We first meet the main character, Scarlet, when she's a little girl. One day, while Scarlet's family is camping in the woods, she and her mother see what they think is a bear. Later, Scarlet's entire family is horribly murdered, but she is spared for a reason we won't find out about until later in the story. Scarlet then goes to live with her grandmother, and over the years she is watched over by more than just grandma's big eyes. Years pass and Scarlet, now an adult, comes home one day to find her grandmother has been murdered in the same ghastly manner as were her parents. And while Scarlet once again escapes the claws and fangs of death, she is abducted and taken in by a weird family who are part of a strange community of even stranger people. A young man named Gib watches over Scarlet, teaching her about his family and the others who live in this eerily idyllic community, a place originally founded long ago by runaway slaves and Native Americans who had been displaced by the white man. Gib is an alpha male, a leader of the pack in this village of strange outcasts. He has been watching over Scarlet since she was a child, watching her grow into a beautiful and desirable young woman -- a woman he wants for his own. And when he takes her, he makes her a full-fledged member of his clan and community through a terrifying and unholy initiation that involves violence, blood, and gang rape. (I told you, this is a very graphic story.)

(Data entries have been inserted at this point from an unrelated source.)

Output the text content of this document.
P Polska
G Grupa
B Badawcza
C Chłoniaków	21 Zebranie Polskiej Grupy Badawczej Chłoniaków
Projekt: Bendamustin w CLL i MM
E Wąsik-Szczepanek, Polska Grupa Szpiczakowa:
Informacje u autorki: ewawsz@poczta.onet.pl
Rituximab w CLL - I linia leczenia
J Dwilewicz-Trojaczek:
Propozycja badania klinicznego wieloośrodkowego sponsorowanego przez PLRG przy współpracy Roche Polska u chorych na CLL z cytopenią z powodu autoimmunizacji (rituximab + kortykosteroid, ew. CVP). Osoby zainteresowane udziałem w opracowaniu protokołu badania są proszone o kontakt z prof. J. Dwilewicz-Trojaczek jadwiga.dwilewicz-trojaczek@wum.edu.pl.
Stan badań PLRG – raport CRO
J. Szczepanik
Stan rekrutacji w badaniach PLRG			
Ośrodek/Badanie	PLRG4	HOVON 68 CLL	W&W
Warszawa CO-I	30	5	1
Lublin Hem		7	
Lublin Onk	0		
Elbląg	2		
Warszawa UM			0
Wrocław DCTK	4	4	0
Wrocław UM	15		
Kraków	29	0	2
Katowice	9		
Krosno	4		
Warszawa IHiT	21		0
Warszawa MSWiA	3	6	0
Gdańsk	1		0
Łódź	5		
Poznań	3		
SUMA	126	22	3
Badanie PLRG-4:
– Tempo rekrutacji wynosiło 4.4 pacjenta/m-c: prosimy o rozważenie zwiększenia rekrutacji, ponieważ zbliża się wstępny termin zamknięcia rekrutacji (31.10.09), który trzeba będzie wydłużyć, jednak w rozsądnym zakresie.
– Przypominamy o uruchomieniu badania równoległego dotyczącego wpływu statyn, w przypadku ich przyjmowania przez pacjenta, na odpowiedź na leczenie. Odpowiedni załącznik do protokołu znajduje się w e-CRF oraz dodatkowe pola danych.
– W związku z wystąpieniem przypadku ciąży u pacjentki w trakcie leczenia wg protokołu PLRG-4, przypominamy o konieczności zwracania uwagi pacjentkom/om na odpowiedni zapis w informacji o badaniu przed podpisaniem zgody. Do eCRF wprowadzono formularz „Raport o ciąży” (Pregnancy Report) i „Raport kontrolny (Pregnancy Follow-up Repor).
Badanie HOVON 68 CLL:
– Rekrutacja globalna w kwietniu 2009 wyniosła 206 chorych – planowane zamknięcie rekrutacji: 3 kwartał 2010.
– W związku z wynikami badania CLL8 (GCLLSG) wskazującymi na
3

The story then twists and turns as Scarlet is allowed to recover, allowed to heal. But all through her convalescence Gib is there . . . watching, waiting, seducing her little by little. As time drags on for Scarlet and the horrific reality of her situation sets in, she learns that Gib, his family, and their entire community are much more than a pack of sexual sadists. They may look human and have human needs, but they have other needs, as well, and those needs have teeth, for inside the skins of these people lies something bestial, something primitive and inhuman. In a bizarre play on Patty Hearst and the whole Stockholm Syndrome thing, where a victim of kidnapping begins to sympathize with their abductors, Scarlet gradually falls in love with Gib, which causes her to suffer a conflict of emotions for her when she discovers that he had butchered and slaughtered her family. What happens after that becomes a grim tale of savage love and lust versus rage and revenge. It's a tale of human against inhuman, of the natural and the supernatural as ancient Native American legends turn out to be very alive and very well, and very, very real.
This short novel hits the ground running right from the get-go, then continues to pick up steam and rushes along like a locomotive. There isn't much characterization in the first part, but after Scarlet has been with Gib's pack for awhile, her character emerges and we see her gradually grow from a weak and helpless victim to a strong mistress of her own fate. As for Gib . . . at first he comes across as fairly kind and decent, but slowly emerges as a pretty nasty character. Hydra M. Star manages to do a nice balancing act between Scarlet and Gib, as we learn who is really the master and who is the slave. I won't go into the negatives about this story because they are too few, in my opinion, to mention. I will say that the story could have benefitted from a stronger first act, with more of a build-up of character, and a slightly slower pace. A few foreshadowing events in Scarlet's childhood before her parents are killed, and the same for her later years prior to her grandmother's murder would have added tension and a growing dread leading up to her abduction. Both the full-color cover art and the black and white interior illustrations by Dave Lipscomb have a grotesquery about them that is perfectly suited to the story. They remind me of the classic EC horror comics, and Creepy and Eerie magazines. All in all, I enjoyed this unique horror tale, and I give it 4 out of 5 stars. Check it out. It's available in paperback and Kindle editions.